Longtime teacher, coach, and Manhattan Beach historian Bob Brigham passed away earlier this month at the age of 91. He was remembered by colleagues and friends for his thoughtfulness, warmth, fairness, and sense of humor.
He is particularly noted for documenting the history of Bruce's Beach
in Manhattan Beach, which ultimately led to the effort to recognize the location in honor of the Bruce family.
"He was kind and gentle and a role model to many," his three children wrote in a statement. "He will be remembered for a life well lived, leaving a legacy of love and acceptance. He was admired for making people laugh without trying too hard. Right and wrong was not complicated nor judgmental. He brought people together and made everyone feel comfortable and welcomed with courtesy and civility."
Life in Manhattan Beach
Brigham was born in Los Angeles on May 18, 1927 and moved to Manhattan Beach at the age of 12, where he attended Center School and Redondo Union High School. He was involved in student government and was co-captain of RUHS Seahawks’ CIF championship football team.
After graduating from high school and serving in WWII, he attended Fresno State College where he met and married Mary Ann Forrester. Upon receiving his teaching credential, they settled in
Manhattan Beach where they raised three children, Leslie, Matt, and Allison.
He was on the faculty at Mira Costa High School
beginning with the first graduating class of 1953, and continued as a teacher, counselor, coach, sports announcer, and drivers’ training instructor for the next 36 years.
"I remember Bob well," said Manhattan Beach Mayor Steve Napolitano. "Great guy, solid guy--he taught me how to drive.
Back then, the high school provided driver's ed, and so one morning he and I and another student took an old car out from
the school that had a brake on the passenger side and we drove around
the city. We stopped by his 90+-year-old mom's house and he told us
stories about growing up in Manhattan Beach. Great times."
"He had a wonderful sense of humor," recalled local historian Jan Dennis. "He was very involved in the PTA. He acted in many of the plays and skits...He really just wanted the best for
the young people and for the teachers."
Mira Costa history/government teacher Bill Fauver said, "He was a good and decent man, one of the finest I have ever encountered in education. He leaves such a positive legacy."
Among a wide variety of local accomplishments, Brigham was a recipient of the Lions International Rose and Scroll Award, helped to establish a Bikes for Kids program, laid all the brick work for the Manhattan Beach Historical Society patio, was an accomplished writer who contributed to a variety of local publications.
But Brigham was perhaps most widely recognized for his master's thesis on the area at 26th and Highland now known as Bruce's Beach. The land had been purchased in 1912 by Charles and Willa Bruce, who developed it into a resort for African-American families, despite resistance from segments of the community. In 1924, the city condemned the neighborhood, and used eminent domain to reclaim the land.

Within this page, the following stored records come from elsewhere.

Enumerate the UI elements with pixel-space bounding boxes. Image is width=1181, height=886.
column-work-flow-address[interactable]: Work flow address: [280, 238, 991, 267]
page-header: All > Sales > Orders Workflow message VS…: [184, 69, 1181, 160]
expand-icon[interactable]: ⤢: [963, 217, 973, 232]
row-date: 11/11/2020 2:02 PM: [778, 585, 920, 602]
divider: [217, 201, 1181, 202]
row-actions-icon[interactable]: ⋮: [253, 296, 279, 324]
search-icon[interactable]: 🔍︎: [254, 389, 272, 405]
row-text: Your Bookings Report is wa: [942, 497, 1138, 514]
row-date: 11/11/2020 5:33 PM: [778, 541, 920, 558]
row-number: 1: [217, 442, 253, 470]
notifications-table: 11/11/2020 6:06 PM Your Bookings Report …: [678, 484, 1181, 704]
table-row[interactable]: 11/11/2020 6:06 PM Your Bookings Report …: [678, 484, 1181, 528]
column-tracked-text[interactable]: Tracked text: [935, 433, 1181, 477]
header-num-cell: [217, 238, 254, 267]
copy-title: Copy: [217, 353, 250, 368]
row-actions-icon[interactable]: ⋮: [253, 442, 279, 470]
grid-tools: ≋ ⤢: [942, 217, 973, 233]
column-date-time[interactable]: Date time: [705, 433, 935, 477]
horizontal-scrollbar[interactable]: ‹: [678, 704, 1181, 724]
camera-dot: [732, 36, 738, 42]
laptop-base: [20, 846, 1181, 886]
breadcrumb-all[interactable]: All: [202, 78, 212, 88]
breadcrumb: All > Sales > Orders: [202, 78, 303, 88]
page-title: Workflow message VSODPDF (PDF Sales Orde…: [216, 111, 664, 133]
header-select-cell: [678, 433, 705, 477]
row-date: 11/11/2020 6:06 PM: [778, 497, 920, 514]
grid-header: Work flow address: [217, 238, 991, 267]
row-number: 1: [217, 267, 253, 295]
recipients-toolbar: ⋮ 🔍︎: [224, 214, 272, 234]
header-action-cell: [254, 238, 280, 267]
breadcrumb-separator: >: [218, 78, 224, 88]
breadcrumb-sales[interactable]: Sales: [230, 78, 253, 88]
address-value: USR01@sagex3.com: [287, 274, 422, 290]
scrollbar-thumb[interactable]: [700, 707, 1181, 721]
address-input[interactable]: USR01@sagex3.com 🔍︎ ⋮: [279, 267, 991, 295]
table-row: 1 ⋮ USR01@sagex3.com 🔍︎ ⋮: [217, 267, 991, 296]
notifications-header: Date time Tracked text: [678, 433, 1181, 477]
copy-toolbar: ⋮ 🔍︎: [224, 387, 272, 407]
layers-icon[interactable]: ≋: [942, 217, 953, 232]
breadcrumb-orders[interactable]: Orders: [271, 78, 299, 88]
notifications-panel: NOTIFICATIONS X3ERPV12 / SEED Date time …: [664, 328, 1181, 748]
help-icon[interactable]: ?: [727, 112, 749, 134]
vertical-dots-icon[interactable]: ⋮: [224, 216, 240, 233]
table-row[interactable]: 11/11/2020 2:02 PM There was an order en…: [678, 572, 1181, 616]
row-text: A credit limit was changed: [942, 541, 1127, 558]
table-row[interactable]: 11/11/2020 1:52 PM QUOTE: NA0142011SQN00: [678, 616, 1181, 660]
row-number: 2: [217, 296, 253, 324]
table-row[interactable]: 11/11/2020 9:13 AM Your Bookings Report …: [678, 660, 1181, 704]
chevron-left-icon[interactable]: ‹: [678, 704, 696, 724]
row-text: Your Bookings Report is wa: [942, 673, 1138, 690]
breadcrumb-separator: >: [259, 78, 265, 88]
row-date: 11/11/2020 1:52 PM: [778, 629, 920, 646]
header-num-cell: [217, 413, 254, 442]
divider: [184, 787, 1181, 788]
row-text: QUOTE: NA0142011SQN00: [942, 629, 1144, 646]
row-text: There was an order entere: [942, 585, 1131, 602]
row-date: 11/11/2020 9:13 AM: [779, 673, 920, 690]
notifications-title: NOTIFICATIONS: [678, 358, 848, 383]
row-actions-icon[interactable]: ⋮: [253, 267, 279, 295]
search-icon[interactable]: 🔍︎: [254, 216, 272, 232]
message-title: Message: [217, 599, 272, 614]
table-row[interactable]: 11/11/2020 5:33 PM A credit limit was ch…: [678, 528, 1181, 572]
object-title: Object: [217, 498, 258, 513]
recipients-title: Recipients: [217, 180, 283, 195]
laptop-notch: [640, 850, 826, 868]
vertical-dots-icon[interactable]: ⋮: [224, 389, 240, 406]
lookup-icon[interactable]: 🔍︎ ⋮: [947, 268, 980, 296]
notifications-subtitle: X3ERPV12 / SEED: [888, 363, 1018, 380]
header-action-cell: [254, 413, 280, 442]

Brigham's thesis was among the factors bringing recognition to a history that had been seemingly swept under the rug. Following heated debate, the park was ultimately named Bruce's Beach in 2007.
Former Manhattan Beach Mayor Mitch Ward recalled a story that Bob Brigham told him about how as a child Brigham once asked his mother why that spot by the beach was overgrown and unoccupied. "Bob explained that his mother would say, 'Folks don’t talk about that.' It
was a sordid part of Manhattan Beach’s history some wanted forgotten," said Ward. "But he refused to forget Bruce's Beach and in fact he chose to write a thesis about the resort at his
Dennis, who retold the story of Bruce's Beach in her 1987 book, “A Walk Beside the Sea: A History of Manhattan Beach," noted, "Bob was the first one to actually delve in and research the
situation that took place. There had been stories about it in the past, but he’s the one that really described what happened."
Dennis added: "He did a service to the community. All of his work, all of
his research I feel was an asset to the history of Manhattan Beach. You may not
have liked some of it, but he was reporting it and researching it."
Brigham's effort to uncover a history, despite its being uncomfortable, was inspirational to many.
“His tireless work to shine a light on the unfortunate history of
Bruce's Beach and encourage Manhattan Beach to confront its past in
order to bring healing serves as a yearly reminder of the power of
history to change lives and better a community," said Mira Costa's Fauver.
Said Ward: "Bob’s writings and conversations inspired me and touched my heart. So much so that after one visit from Bob, I vowed to do all I could when I became mayor of Manhattan Beach to honor the memory of Charles and Willa Bruce and the haven they created."
"Bob was truly my local hero and a treasure rooted right
here in Manhattan Beach," Ward added.
The Manhattan Beach City Council will adjourn its meeting on April 2 in his memory.